Tier‑1 Canary Mode therefore requires one additional mechanism on the Raspberry Pi:

Source‑IP‑scoped port redirection (iptables)

This redirect applies only to selected devices and forwards their DNS traffic from port 53 to Docker Pi‑hole on port 8053.

The bare‑metal Pi‑hole remains the default for all other devices.


DHCP reservations (required for Tier‑1)#

Tier‑1 Canary Mode depends on source‑IP‑scoped iptables rules, so Tier‑1 devices must keep a stable IP address.

The recommended approach is a DHCP reservation on the router:

  • Bind each Tier‑1 device’s MAC address to a fixed IP
  • Devices still use DHCP normally
  • IP addresses remain stable across reboots and Wi‑Fi reconnects

This approach works reliably for laptops, phones, and TVs and requires no per‑device network configuration.

Static IP configuration on the device itself is possible, but not recommended for mobile devices.
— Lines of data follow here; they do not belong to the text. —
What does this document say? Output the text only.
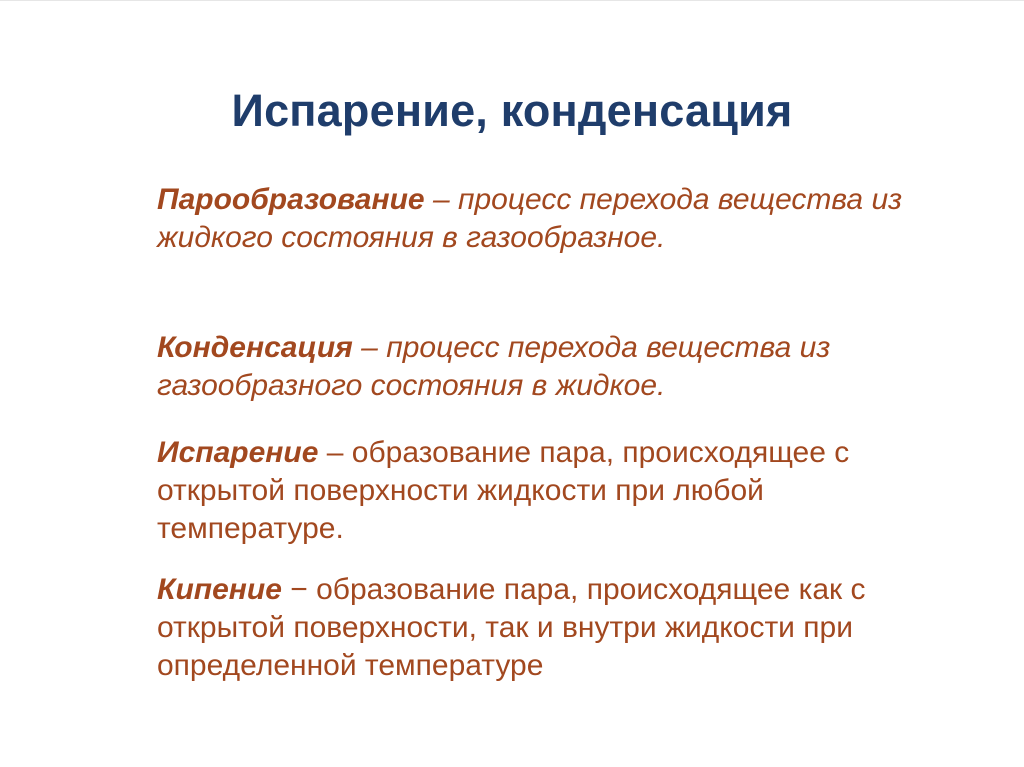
Испарение, конденсация
Парообразование – процесс перехода вещества из жидкого состояния в газообразное.
Конденсация – процесс перехода вещества из газообразного состояния в жидкое.
Испарение – образование пара, происходящее с открытой поверхности жидкости при любой температуре.
Кипение − образование пара, происходящее как с открытой поверхности, так и внутри жидкости при определенной температуре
Enable Tier‑1 on macOS (laptop)#

Step 1 — Configure DNS on macOS#

  1. System Settings → Network → Wi‑Fi → Details → DNS
  2. Add the Raspberry Pi IP address as the only DNS server
  3. Remove all other DNS servers
  4. Apply changes

macOS will now send DNS queries to <pi‑ip>:53.


Step 2 — Redirect this device to Docker Pi‑hole (required)#

On the Raspberry Pi, add source‑IP‑scoped redirects:

sudo iptables -t nat -A PREROUTING -p udp --dport 53 -s <MACBOOK_IP> -j REDIRECT --to-ports 8053
sudo iptables -t nat -A PREROUTING -p tcp --dport 53 -s <MACBOOK_IP> -j REDIRECT --to-ports 8053

Effect:

  • DNS from this Mac → Docker Pi‑hole
  • DNS from all other devices → bare‑metal Pi‑hole

Notes:

  • Disable iCloud Private Relay for the home network
  • Disable Limit IP Address Tracking for this Wi‑Fi network

Rollback:

sudo iptables -t nat -D PREROUTING -p udp --dport 53 -s <MACBOOK_IP> -j REDIRECT --to-ports 8053
sudo iptables -t nat -D PREROUTING -p tcp --dport 53 -s <MACBOOK_IP> -j REDIRECT --to-ports 8053

Enable Tier‑1 on iOS (phone)#

Step 1 — Configure DNS on iOS#

  1. Settings → Wi‑Fi → (ⓘ your network)
  2. Set Configure DNS → Manual
  3. Add the Raspberry Pi IP address
  4. Remove all other DNS entries

The iPhone will now send DNS queries to <pi‑ip>:53.


Step 2 — Redirect this device to Docker Pi‑hole (required)#

On the Raspberry Pi:

sudo iptables -t nat -A PREROUTING -p udp --dport 53 -s <IPHONE_IP> -j REDIRECT --to-ports 8053
sudo iptables -t nat -A PREROUTING -p tcp --dport 53 -s <IPHONE_IP> -j REDIRECT --to-ports 8053

Notes:

  • Disable iCloud Private Relay for the home network
  • Disable Limit IP Address Tracking for this Wi‑Fi network

Rollback:

sudo iptables -t nat -D PREROUTING -p udp --dport 53 -s <IPHONE_IP> -j REDIRECT --to-ports 8053
sudo iptables -t nat -D PREROUTING -p tcp --dport 53 -s <IPHONE_IP> -j REDIRECT --to-ports 8053

Status: Tier‑1 Canary Mode implemented; bare‑metal DNS remains stable default; Docker DNS available per‑device with safe rollback.